Forecast the output of bag.map(pred).compute() without executing it.

The output will be [True, True, True, False, True].

Reduction

PYTHON

def count_chars(x):
    per_word = [len(w) for w in x]

    return sum(per_word)

bag.reduction(count_chars, sum).visualize()
boxes and arrows
A reduction.

Challenge: consider pluck

We previously discussed some generic operations on bags. In the documentation, lookup the pluck method. How would you implement pluck if it was not there?

Hint: Try pluck on some example data.

PYTHON

from dask import bag as db

data = [
   { "name": "John", "age": 42 },
   { "name": "Mary", "age": 35 },
   { "name": "Paul", "age": 78 },
   { "name": "Julia", "age": 10 }
]

bag = db.from_sequence(data)
...

The pluck method is a mapping.
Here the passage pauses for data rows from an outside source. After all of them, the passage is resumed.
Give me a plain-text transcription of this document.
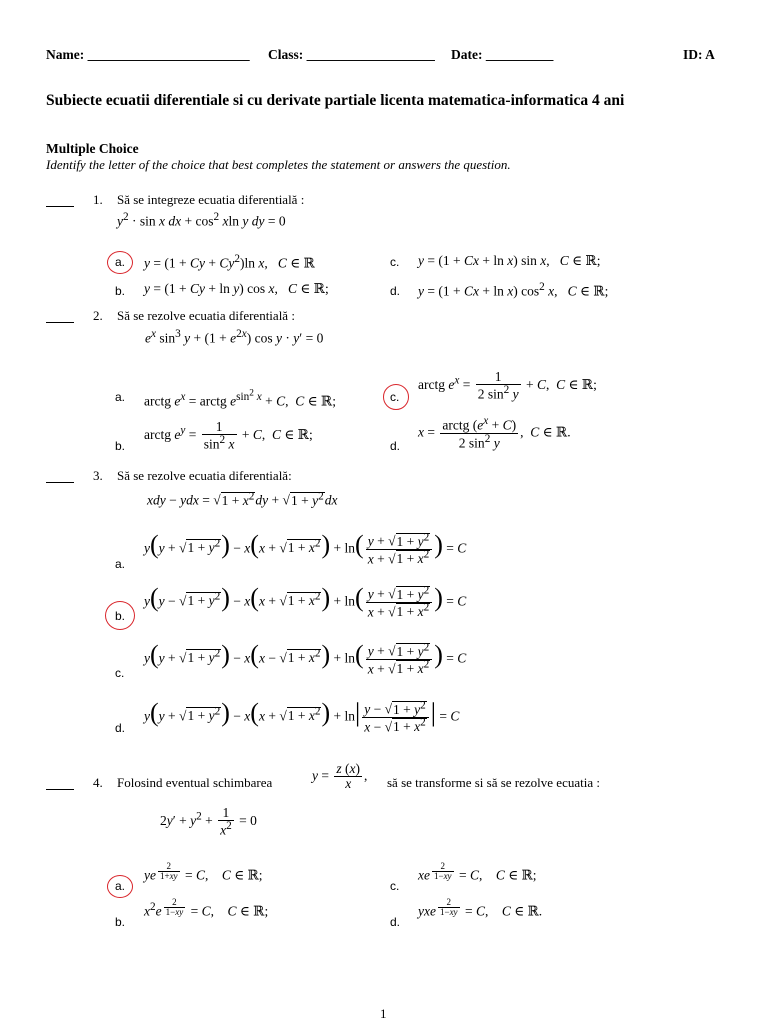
Name: ________________________ Class: ___________________ Date: __________	ID: A
Subiecte ecuatii diferentiale si cu derivate partiale licenta matematica-informatica 4 ani
Multiple Choice
Identify the letter of the choice that best completes the statement or answers the question.
1. Să se integreze ecuatia diferentială :
$y^2 \cdot \sin x$ dx + $\cos^2 xln$ y dy = 0
a. $y = (1 + Cy + Cy^2)\ln$ x,   C ∈ ℝ	c. y = (1 + Cx + ln x) sin x,   C ∈ ℝ;
b. y = (1 + Cy + ln y) cos x,   C ∈ ℝ;	d. y = (1 + Cx + ln x) $\cos^2 x$,   C ∈ ℝ;
2. Să se rezolve ecuatia diferentială :
$e^x$ $\sin^3 y + (1 + e^{2x})$ cos y · y′ = 0
a. arctg $e^x$ = arctg $e^{sin^2 x} + C$,  C ∈ ℝ;	c.
arctg $e^x = \frac{1}{2 \sin^2 y} + C$,  C ∈ ℝ;
b.
arctg $e^y = \frac{1}{\sin^2 x} + C$,  C ∈ ℝ;
d.
$x = \frac{arctg (e^x + C)}{2 \sin^2 y}$ ,  C ∈ ℝ.
3. Să se rezolve ecuatia diferentială:
xdy − ydx = $√1 + x^2dy + √1 + y^2dx$
a.
$y(y + √1 + y^2) - x(x + √1 + x^2) + \ln( \frac{y + √1 + y^2}{x + √1 + x^2}$ ) = C
b.
$y(y - √1 + y^2) - x(x + √1 + x^2) + \ln( \frac{y + √1 + y^2}{x + √1 + x^2}$ ) = C
c.
$y(y + √1 + y^2) - x(x - √1 + x^2) + \ln( \frac{y + √1 + y^2}{x + √1 + x^2}$ ) = C
d.
$y(y + √1 + y^2) - x(x + √1 + x^2) + \ln| \frac{y - √1 + y^2}{x - √1 + x^2}$ | = C
4. Folosind eventual schimbarea	$y = \frac{z (x)}{x}$ , să se transforme si să se rezolve ecuatia :
$2y' + y^2 + \frac{1}{x^2} = 0$
a.
ye $^{\frac{2}{1+xy}}$ = C,    C ∈ ℝ;
c.
xe $^{\frac{2}{1-xy}}$ = C,    C ∈ ℝ;
b.
$x^2e$ $^{\frac{2}{1-xy}}$ = C,    C ∈ ℝ;
d.
yxe $^{\frac{2}{1-xy}}$ = C,    C ∈ ℝ.
1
The input is supposed to be a bag of dictionaries.

PYTHON

from functools import partial
from operator import getitem
bag.map(partial(getitem, "name")).compute()

FIXME: find replacement for word counting example.

Challenge: Dask version of Pi estimation

Use map and mean functions on Dask bags to compute \(\pi\).

PYTHON

import dask.bag
from numpy import repeat
import random

def calc_pi(N):
    """Computes the value of pi using N random samples."""
    M = 0
    for i in range(N):
        # take a sample
        x = random.uniform(-1, 1)
        y = random.uniform(-1, 1)
        if x*x + y*y < 1.:
            M += 1
    return 4 * M / N

bag = dask.bag.from_sequence(repeat(10**7, 24))
shots = bag.map(calc_pi)
estimate = shots.mean()
estimate.compute()

Note

By default Dask runs a bag using multiprocessing. This alleviates problems with the GIL, but also entails a larger overhead.

Key Points

  • Use abstractions to keep programs manageable.